Mrs Virginia Ocampo1
1Melbourne Health, Yarraville,3013, Australia
Biography:
I have been working for Melbourne Health for the last 34 years, currently as an Associate Nurse Unit Manager in the Acute Haemodialysis Unit. I love working in our unit, no two days are alike. The dynamic workflow makes your mind and body active. You get to know patients and their significant others. You get to hold patients hands in their most vulnerable times and get to celebrate their slightest wins. I find it very rewarding how we are in a position to influence patients health journey. These experiences cement the camaraderie and strong culture in our unit.
Abstract:
Background
Patients commencing chronic haemodialysis usually begin treatment within an acute dialysis unit, where adherence to prescribed therapy enables stabilisation and safe transition to satellite care. Most patients comply with recommended dialysis prescriptions, a small number deliberately or unintentionally refuse key aspects of treatment.
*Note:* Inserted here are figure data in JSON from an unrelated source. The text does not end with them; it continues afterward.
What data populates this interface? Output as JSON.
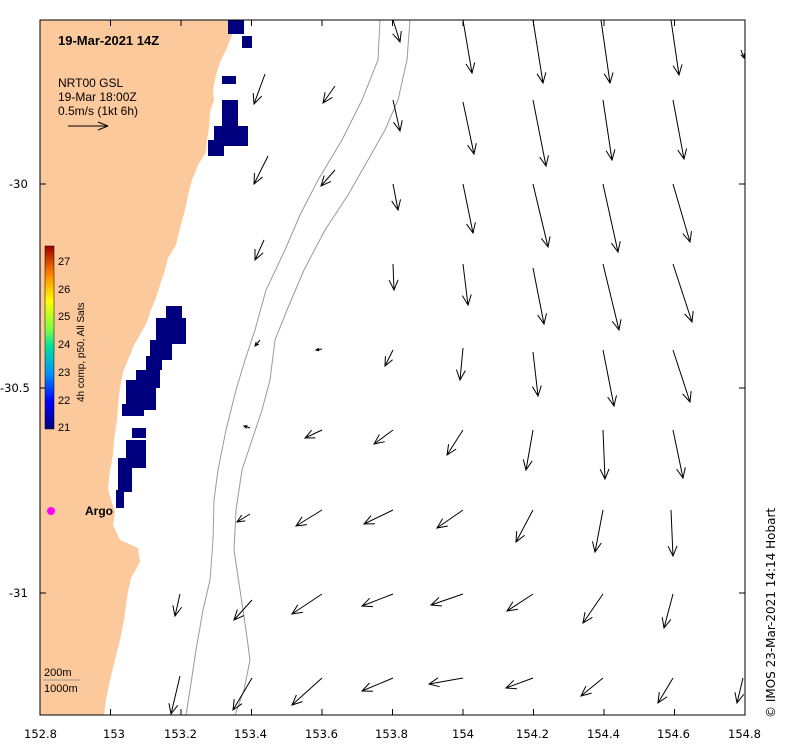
{
  "title": "19-Mar-2021 14Z",
  "legend": {
    "line1": "NRT00 GSL",
    "line2": "19-Mar 18:00Z",
    "line3": "0.5m/s (1kt 6h)"
  },
  "colorbar": {
    "label": "4h comp, p50, All Sats",
    "ticks": [
      "27",
      "26",
      "25",
      "24",
      "23",
      "22",
      "21"
    ]
  },
  "argo_label": "Argo",
  "isobaths": {
    "shallow": "200m",
    "deep": "1000m"
  },
  "credit": "© IMOS 23-Mar-2021 14:14 Hobart",
  "x_ticks": [
    "152.8",
    "153",
    "153.2",
    "153.4",
    "153.6",
    "153.8",
    "154",
    "154.2",
    "154.4",
    "154.6",
    "154.8"
  ],
  "y_ticks": [
    "-30",
    "-30.5",
    "-31"
  ],
  "colors": {
    "land": "#fcc99c",
    "sst_cold": "#00007f",
    "argo": "#ff00ff",
    "isobath": "#9a9a9a"
  }
}
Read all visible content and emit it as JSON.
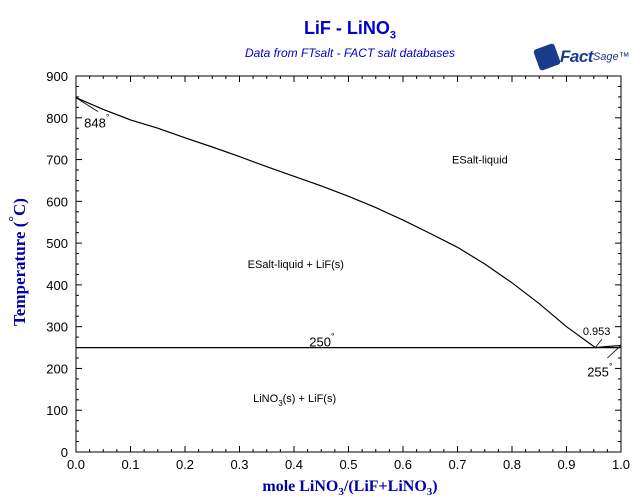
{
  "chart_data": {
    "type": "line",
    "title": "LiF - LiNO3",
    "subtitle": "Data from FTsalt - FACT salt databases",
    "logo": "FactSage",
    "xlabel": "mole LiNO3/(LiF+LiNO3)",
    "ylabel": "Temperature (°C)",
    "xlim": [
      0,
      1
    ],
    "ylim": [
      0,
      900
    ],
    "xticks": [
      "0.0",
      "0.1",
      "0.2",
      "0.3",
      "0.4",
      "0.5",
      "0.6",
      "0.7",
      "0.8",
      "0.9",
      "1.0"
    ],
    "yticks": [
      "0",
      "100",
      "200",
      "300",
      "400",
      "500",
      "600",
      "700",
      "800",
      "900"
    ],
    "grid": false,
    "series": [
      {
        "role": "liquidus",
        "x": [
          0,
          0.05,
          0.1,
          0.15,
          0.2,
          0.25,
          0.3,
          0.35,
          0.4,
          0.45,
          0.5,
          0.55,
          0.6,
          0.65,
          0.7,
          0.75,
          0.8,
          0.85,
          0.9,
          0.953
        ],
        "y": [
          848,
          820,
          795,
          775,
          752,
          730,
          707,
          683,
          660,
          637,
          612,
          585,
          555,
          523,
          490,
          450,
          405,
          355,
          300,
          250
        ]
      },
      {
        "role": "eutectic",
        "x": [
          0,
          1
        ],
        "y": [
          250,
          250
        ]
      },
      {
        "role": "LiNO3-melting",
        "x": [
          0.953,
          0.97,
          1
        ],
        "y": [
          250,
          252,
          255
        ]
      }
    ],
    "labels": [
      {
        "text": "848",
        "sup": "°",
        "x": 0.0,
        "y": 848
      },
      {
        "text": "ESalt-liquid",
        "x": 0.75,
        "y": 690
      },
      {
        "text": "ESalt-liquid + LiF(s)",
        "x": 0.35,
        "y": 440
      },
      {
        "text": "0.953",
        "x": 0.953,
        "y": 280
      },
      {
        "text": "250",
        "sup": "°",
        "x": 0.45,
        "y": 250
      },
      {
        "text": "255",
        "sup": "°",
        "x": 0.98,
        "y": 180
      },
      {
        "text": "LiNO3(s) + LiF(s)",
        "x": 0.36,
        "y": 120
      }
    ]
  }
}
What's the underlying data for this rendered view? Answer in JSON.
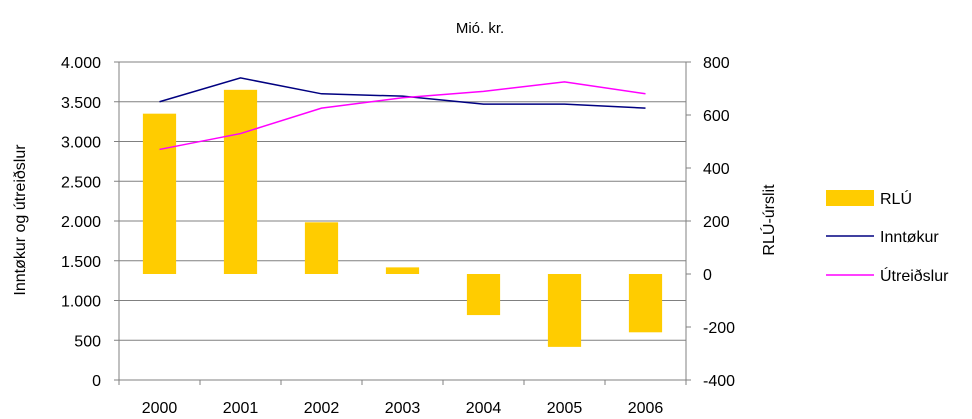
{
  "chart_data": {
    "type": "bar",
    "title": "Mió. kr.",
    "categories": [
      "2000",
      "2001",
      "2002",
      "2003",
      "2004",
      "2005",
      "2006"
    ],
    "left_axis": {
      "label": "Inntøkur og útreiðslur",
      "ylim": [
        0,
        4000
      ],
      "ticks": [
        0,
        500,
        1000,
        1500,
        2000,
        2500,
        3000,
        3500,
        4000
      ],
      "tick_labels": [
        "0",
        "500",
        "1.000",
        "1.500",
        "2.000",
        "2.500",
        "3.000",
        "3.500",
        "4.000"
      ]
    },
    "right_axis": {
      "label": "RLÚ-úrslit",
      "ylim": [
        -400,
        800
      ],
      "ticks": [
        -400,
        -200,
        0,
        200,
        400,
        600,
        800
      ],
      "tick_labels": [
        "-400",
        "-200",
        "0",
        "200",
        "400",
        "600",
        "800"
      ]
    },
    "series": [
      {
        "name": "RLÚ",
        "kind": "bar",
        "axis": "right",
        "color": "#FFCC00",
        "values": [
          605,
          695,
          195,
          25,
          -155,
          -275,
          -220
        ]
      },
      {
        "name": "Inntøkur",
        "kind": "line",
        "axis": "left",
        "color": "#000080",
        "values": [
          3500,
          3800,
          3600,
          3570,
          3470,
          3470,
          3420
        ]
      },
      {
        "name": "Útreiðslur",
        "kind": "line",
        "axis": "left",
        "color": "#FF00FF",
        "values": [
          2900,
          3100,
          3420,
          3550,
          3630,
          3750,
          3600
        ]
      }
    ],
    "legend": "right",
    "grid": "horizontal"
  }
}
Contributing factors include substance use, mental health challenges, treatment burden, pain, or limited understanding of risks.
Case description
These case studies highlight two patients who persistently declined recommended care despite extensive multidisciplinary support. Case 1: A patient accepted only twice-weekly dialysis for 3 hours via single-needle access, citing cannulation pain. Although a correctable AVF stenosis could have improved her experience and adequacy, she repeatedly refused intervention and remained poorly dialysed. Case 2: Another patient, symptomatic from anaemia, refused ESA and intravenous iron and restricted dialysis to 3 hours with low blood-flow rates on a small dialyser, resulting in inadequate clearance. Both cases involved repeated counselling by medical, nursing, and allied health staff without change in patient decisions.
Discussion
These scenarios underscore the tension between respecting patient autonomy and maintaining clinician duty of care. When patients refuse treatment, clinicians must ensure capacity assessment, provide clear risk–benefit explanations, explore modifiable barriers, document all discussions, and continue offering reasonable alternatives. Non-adherence does not end professional responsibility; however, the ultimate right to decline treatment remains with the patient.
Conclusion
These cases emphasise the need for individualised, compassionate, and legally sound approaches in managing refusal of medical advice in haemodialysis.